Does anyone know of a fast routine to make
all the normals of a model point the same
way. i.e. all point outward or all inward

Thanks in advance

What exactly are you trying to do ?

Just loop through all your polygons, and calculate the crossproduct of the two vectors building the polygon.

Like this.

p = p2 - p1
q = p3 - p2

n.x = p.y * q.z - p.z * q.y;
n.y = p.z * q.x - p.x * q.z;
n.z = p.x * q.y - p.y * q.x;

p1 is first point in your triangle, p2 is second and p3 is third
n is your normal.

And what do you mean by fast? Planing to recalculate the normal each frame?

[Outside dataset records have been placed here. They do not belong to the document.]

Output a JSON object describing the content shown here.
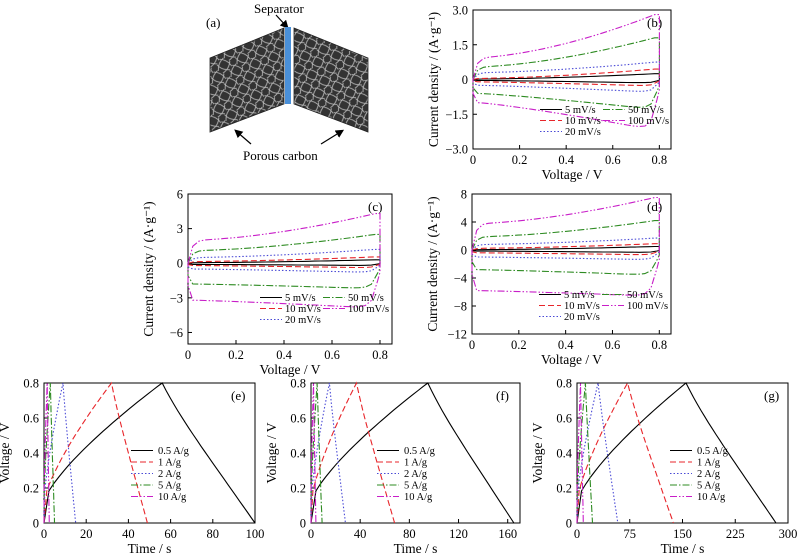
{
  "schematic": {
    "panel_label": "(a)",
    "separator_label": "Separator",
    "electrode_label": "Porous carbon",
    "colors": {
      "separator": "#4a90d9",
      "electrode": "#3a3a3a",
      "fiber": "#bcbcbc"
    }
  },
  "chart_data": [
    {
      "id": "b",
      "type": "line",
      "panel_label": "(b)",
      "xlabel": "Voltage / V",
      "ylabel": "Current density / (A·g⁻¹)",
      "xlim": [
        0,
        0.85
      ],
      "ylim": [
        -3.0,
        3.0
      ],
      "xticks": [
        0,
        0.2,
        0.4,
        0.6,
        0.8
      ],
      "xtick_labels": [
        "0",
        "0.2",
        "0.4",
        "0.6",
        "0.8"
      ],
      "yticks": [
        -3.0,
        -1.5,
        0,
        1.5,
        3.0
      ],
      "ytick_labels": [
        "−3.0",
        "−1.5",
        "0",
        "1.5",
        "3.0"
      ],
      "legend": {
        "placement": "bottom-right",
        "columns": [
          [
            "5 mV/s",
            "10 mV/s",
            "20 mV/s"
          ],
          [
            "50 mV/s",
            "100 mV/s"
          ]
        ]
      },
      "series": [
        {
          "name": "5 mV/s",
          "upper_start": 0.02,
          "upper_end": 0.25,
          "lower_start": -0.04,
          "lower_end": -0.15,
          "color": "#000000",
          "dash": ""
        },
        {
          "name": "10 mV/s",
          "upper_start": 0.05,
          "upper_end": 0.45,
          "lower_start": -0.1,
          "lower_end": -0.28,
          "color": "#e8262b",
          "dash": "6,3"
        },
        {
          "name": "20 mV/s",
          "upper_start": 0.3,
          "upper_end": 0.75,
          "lower_start": -0.25,
          "lower_end": -0.55,
          "color": "#4a4ad6",
          "dash": "1.5,2"
        },
        {
          "name": "50 mV/s",
          "upper_start": 0.55,
          "upper_end": 1.8,
          "lower_start": -0.6,
          "lower_end": -1.3,
          "color": "#2e8b22",
          "dash": "7,2,1.5,2"
        },
        {
          "name": "100 mV/s",
          "upper_start": 0.95,
          "upper_end": 2.8,
          "lower_start": -1.0,
          "lower_end": -2.2,
          "color": "#c81ec8",
          "dash": "7,2,1.5,2,1.5,2"
        }
      ]
    },
    {
      "id": "c",
      "type": "line",
      "panel_label": "(c)",
      "xlabel": "Voltage / V",
      "ylabel": "Current density / (A·g⁻¹)",
      "xlim": [
        0,
        0.85
      ],
      "ylim": [
        -7.0,
        6.0
      ],
      "xticks": [
        0,
        0.2,
        0.4,
        0.6,
        0.8
      ],
      "xtick_labels": [
        "0",
        "0.2",
        "0.4",
        "0.6",
        "0.8"
      ],
      "yticks": [
        -6,
        -3,
        0,
        3,
        6
      ],
      "ytick_labels": [
        "−6",
        "−3",
        "0",
        "3",
        "6"
      ],
      "legend": {
        "placement": "bottom-right",
        "columns": [
          [
            "5 mV/s",
            "10 mV/s",
            "20 mV/s"
          ],
          [
            "50 mV/s",
            "100 mV/s"
          ]
        ]
      },
      "series": [
        {
          "name": "5 mV/s",
          "upper_start": 0.05,
          "upper_end": 0.3,
          "lower_start": -0.1,
          "lower_end": -0.2,
          "color": "#000000",
          "dash": ""
        },
        {
          "name": "10 mV/s",
          "upper_start": 0.15,
          "upper_end": 0.55,
          "lower_start": -0.2,
          "lower_end": -0.4,
          "color": "#e8262b",
          "dash": "6,3"
        },
        {
          "name": "20 mV/s",
          "upper_start": 0.5,
          "upper_end": 1.2,
          "lower_start": -0.5,
          "lower_end": -0.8,
          "color": "#4a4ad6",
          "dash": "1.5,2"
        },
        {
          "name": "50 mV/s",
          "upper_start": 1.1,
          "upper_end": 2.5,
          "lower_start": -1.8,
          "lower_end": -2.2,
          "color": "#2e8b22",
          "dash": "7,2,1.5,2"
        },
        {
          "name": "100 mV/s",
          "upper_start": 2.0,
          "upper_end": 4.3,
          "lower_start": -3.2,
          "lower_end": -3.9,
          "color": "#c81ec8",
          "dash": "7,2,1.5,2,1.5,2"
        }
      ]
    },
    {
      "id": "d",
      "type": "line",
      "panel_label": "(d)",
      "xlabel": "Voltage / V",
      "ylabel": "Current density / (A·g⁻¹)",
      "xlim": [
        0,
        0.85
      ],
      "ylim": [
        -12.0,
        8.0
      ],
      "xticks": [
        0,
        0.2,
        0.4,
        0.6,
        0.8
      ],
      "xtick_labels": [
        "0",
        "0.2",
        "0.4",
        "0.6",
        "0.8"
      ],
      "yticks": [
        -12,
        -8,
        -4,
        0,
        4,
        8
      ],
      "ytick_labels": [
        "−12",
        "−8",
        "−4",
        "0",
        "4",
        "8"
      ],
      "legend": {
        "placement": "bottom-right",
        "columns": [
          [
            "5 mV/s",
            "10 mV/s",
            "20 mV/s"
          ],
          [
            "50 mV/s",
            "100 mV/s"
          ]
        ]
      },
      "series": [
        {
          "name": "5 mV/s",
          "upper_start": 0.05,
          "upper_end": 0.5,
          "lower_start": -0.15,
          "lower_end": -0.35,
          "color": "#000000",
          "dash": ""
        },
        {
          "name": "10 mV/s",
          "upper_start": 0.25,
          "upper_end": 0.9,
          "lower_start": -0.4,
          "lower_end": -0.7,
          "color": "#e8262b",
          "dash": "6,3"
        },
        {
          "name": "20 mV/s",
          "upper_start": 0.8,
          "upper_end": 1.7,
          "lower_start": -1.0,
          "lower_end": -1.4,
          "color": "#4a4ad6",
          "dash": "1.5,2"
        },
        {
          "name": "50 mV/s",
          "upper_start": 1.9,
          "upper_end": 4.2,
          "lower_start": -2.8,
          "lower_end": -3.6,
          "color": "#2e8b22",
          "dash": "7,2,1.5,2"
        },
        {
          "name": "100 mV/s",
          "upper_start": 3.8,
          "upper_end": 7.5,
          "lower_start": -5.8,
          "lower_end": -6.6,
          "color": "#c81ec8",
          "dash": "7,2,1.5,2,1.5,2"
        }
      ]
    },
    {
      "id": "e",
      "type": "line",
      "panel_label": "(e)",
      "xlabel": "Time / s",
      "ylabel": "Voltage / V",
      "xlim": [
        0,
        100
      ],
      "ylim": [
        0,
        0.8
      ],
      "xticks": [
        0,
        20,
        40,
        60,
        80,
        100
      ],
      "xtick_labels": [
        "0",
        "20",
        "40",
        "60",
        "80",
        "100"
      ],
      "yticks": [
        0,
        0.2,
        0.4,
        0.6,
        0.8
      ],
      "ytick_labels": [
        "0",
        "0.2",
        "0.4",
        "0.6",
        "0.8"
      ],
      "legend": {
        "placement": "center-right",
        "columns": [
          [
            "0.5 A/g",
            "1 A/g",
            "2 A/g",
            "5 A/g",
            "10 A/g"
          ]
        ]
      },
      "series": [
        {
          "name": "0.5 A/g",
          "t_peak": 56,
          "t_end": 100,
          "color": "#000000",
          "dash": ""
        },
        {
          "name": "1 A/g",
          "t_peak": 32,
          "t_end": 49,
          "color": "#e8262b",
          "dash": "6,3"
        },
        {
          "name": "2 A/g",
          "t_peak": 9,
          "t_end": 15,
          "color": "#4a4ad6",
          "dash": "1.5,2"
        },
        {
          "name": "5 A/g",
          "t_peak": 3,
          "t_end": 5,
          "color": "#2e8b22",
          "dash": "7,2,1.5,2"
        },
        {
          "name": "10 A/g",
          "t_peak": 1.5,
          "t_end": 2.5,
          "color": "#c81ec8",
          "dash": "7,2,1.5,2,1.5,2"
        }
      ]
    },
    {
      "id": "f",
      "type": "line",
      "panel_label": "(f)",
      "xlabel": "Time / s",
      "ylabel": "Voltage / V",
      "xlim": [
        0,
        170
      ],
      "ylim": [
        0,
        0.8
      ],
      "xticks": [
        0,
        40,
        80,
        120,
        160
      ],
      "xtick_labels": [
        "0",
        "40",
        "80",
        "120",
        "160"
      ],
      "yticks": [
        0,
        0.2,
        0.4,
        0.6,
        0.8
      ],
      "ytick_labels": [
        "0",
        "0.2",
        "0.4",
        "0.6",
        "0.8"
      ],
      "legend": {
        "placement": "center-right",
        "columns": [
          [
            "0.5 A/g",
            "1 A/g",
            "2 A/g",
            "5 A/g",
            "10 A/g"
          ]
        ]
      },
      "series": [
        {
          "name": "0.5 A/g",
          "t_peak": 95,
          "t_end": 165,
          "color": "#000000",
          "dash": ""
        },
        {
          "name": "1 A/g",
          "t_peak": 37,
          "t_end": 68,
          "color": "#e8262b",
          "dash": "6,3"
        },
        {
          "name": "2 A/g",
          "t_peak": 15,
          "t_end": 28,
          "color": "#4a4ad6",
          "dash": "1.5,2"
        },
        {
          "name": "5 A/g",
          "t_peak": 5,
          "t_end": 9,
          "color": "#2e8b22",
          "dash": "7,2,1.5,2"
        },
        {
          "name": "10 A/g",
          "t_peak": 2,
          "t_end": 4,
          "color": "#c81ec8",
          "dash": "7,2,1.5,2,1.5,2"
        }
      ]
    },
    {
      "id": "g",
      "type": "line",
      "panel_label": "(g)",
      "xlabel": "Time / s",
      "ylabel": "Voltage / V",
      "xlim": [
        0,
        300
      ],
      "ylim": [
        0,
        0.8
      ],
      "xticks": [
        0,
        75,
        150,
        225,
        300
      ],
      "xtick_labels": [
        "0",
        "75",
        "150",
        "225",
        "300"
      ],
      "yticks": [
        0,
        0.2,
        0.4,
        0.6,
        0.8
      ],
      "ytick_labels": [
        "0",
        "0.2",
        "0.4",
        "0.6",
        "0.8"
      ],
      "legend": {
        "placement": "center-right",
        "columns": [
          [
            "0.5 A/g",
            "1 A/g",
            "2 A/g",
            "5 A/g",
            "10 A/g"
          ]
        ]
      },
      "series": [
        {
          "name": "0.5 A/g",
          "t_peak": 155,
          "t_end": 283,
          "color": "#000000",
          "dash": ""
        },
        {
          "name": "1 A/g",
          "t_peak": 72,
          "t_end": 137,
          "color": "#e8262b",
          "dash": "6,3"
        },
        {
          "name": "2 A/g",
          "t_peak": 30,
          "t_end": 58,
          "color": "#4a4ad6",
          "dash": "1.5,2"
        },
        {
          "name": "5 A/g",
          "t_peak": 12,
          "t_end": 22,
          "color": "#2e8b22",
          "dash": "7,2,1.5,2"
        },
        {
          "name": "10 A/g",
          "t_peak": 5,
          "t_end": 9,
          "color": "#c81ec8",
          "dash": "7,2,1.5,2,1.5,2"
        }
      ]
    }
  ]
}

For proper vertex lighting you’ll also want to scale down the resulting vector (the vector n in Bob’s equation above) so that it’s of unit length.

A couple of thoughts:

  1. If you don’t mind processing your model data as a separate step, download Admesh from somewhere. It will verify normals.
  2. If all you have is a single surface and you only care about consistency (all in, or all out, but you don’t care which) then you can pick one facet and follow it’s edges around to neighboring facets and make sure that the orientations are all consistent. This is much, much easier if you are using some sort of topological data structure such as a winged-edge or quad-edge.
  3. This is a little bit of a hack, but I’m sure it can be made to work. You need a good, fast ray intersection algorithm or this is agonizingly slow. Compute a normal, offest a point from the facet in the direction of the normal, use the ray intersection test to determine if that point is inside or outside the model (i.e. count intersections with an arbirtary ray originating from the point in question, even # == outside, odd # == inside) and flip the normal as necessary.
    You can use one test as described in #3 in conjunction with each surface of the model to get the method of #2 to yield absolute inside or outside orientations.

After I wrote that I realized that I was being a little silly with #2 up there. If you’re using a winged-edge or quad-edge(half-edge, whatever) then consistent orientation is guaranteed as long as you built the data structure right in the first place. Guess I should think more before I speak .

[This message has been edited by Rob (edited 08-23-2000).]